For each participant, we extracted the left, contralateral SMA phase at the time-frequency point in which the modulation of the sense of agency was strongest. We then selected trials in which the pre-movement oscillatory phase was close to the optimal phase for agency, and trials in which it was far from it (see Methods for details). We contrasted between these subsets of trials functional connectivity in the 4–45 Hz range, measured through the debiased weighted phase-lag index, WPLI 43. Specifically, we studied how the pre-movement SMA oscillatory phase modulated the post-movement (0.2–1.2 s; see Methods) connectivity between SMA and the rest of the brain. When computing a global average of functional connections between SMA and all other cortical regions, we found that the optimal oscillatory phase was associated with an increase in connectivity in the 9–12 Hz range (corrected p = 0.005, Fig. 7a-b). To localise the source of this effect while reducing the degrees of freedom of our analysis, we repeated it after grouping brain regions by lobe and hemisphere, obtaining eight macro-regions (see Methods). Left (contralateral to the movement) frontal, temporal, and parietal areas survived Bonferroni correction (uncorrected p = 0.002, 0.0023, and 0.0063, respectively), confirming that the optimal oscillatory phase was associated with a widespread increase in connectivity from the left SMA (Fig. 7c). The same analysis using the left M1 as a seed revealed a similar pattern of connectivity changes (Fig. S10). Control analyses showed that the increase of connectivity was not simply due to an increase of power in SMA (Fig. S11) and could be reproduced with different methods to extract optimal phase angles (Fig. S12-S13).

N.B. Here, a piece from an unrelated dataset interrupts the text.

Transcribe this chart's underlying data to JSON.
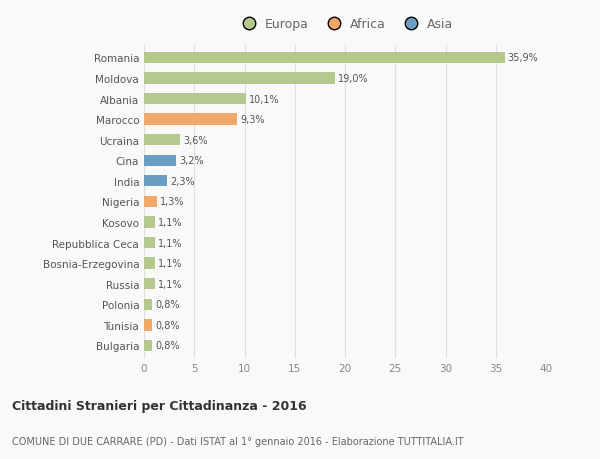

Finally, we tested whether the observed connectivity changes were associated with a change in the directionality of functional connectivity. To do this, we studied the 9–12 Hz phase coherence of left SMA signals with time-shifted signals obtained from each of the three significant target regions (using the methodology set in 44,45). The time shift at which the coherence is stronger indicates the direction in which functional connectivity is stronger. Stronger coherence for positive time shifts would support stronger correlation of left SMA oscillatory activity with future oscillatory activity of the target region (i.e., from SMA). Conversely, stronger correlation for negative time shift would support stronger correlation with past oscillatory activity of the target region (i.e., from target region). We found that values of phase coherence were higher at positive time shifts in trials with optimal phase, whereas coherence was stronger at negative time shifts in trials with non-optimal phase, (Fig. 7d). Time shifts of peak coherence were significantly different between optimal and non-optimal phase trials (Fig. 7e), regardless of the range of time lags used in the analysis (Fig. S14). This suggests that functional connectivity in trials with the optimal phase was enhanced more in the direction from SMA to temporal areas, compared to trials with non-optimal phase. To better localise this effect, we performed the same directionality analysis at a finer spatial resolution within the temporal lobe, at the scale of the original 114 ROIs used for source reconstruction. We found the region with the most significant (p = 0.0022, one tailed) directionality shift, again from SMA to the target area, to be localised in the posterior part of the temporal lobe (Fig. 7f).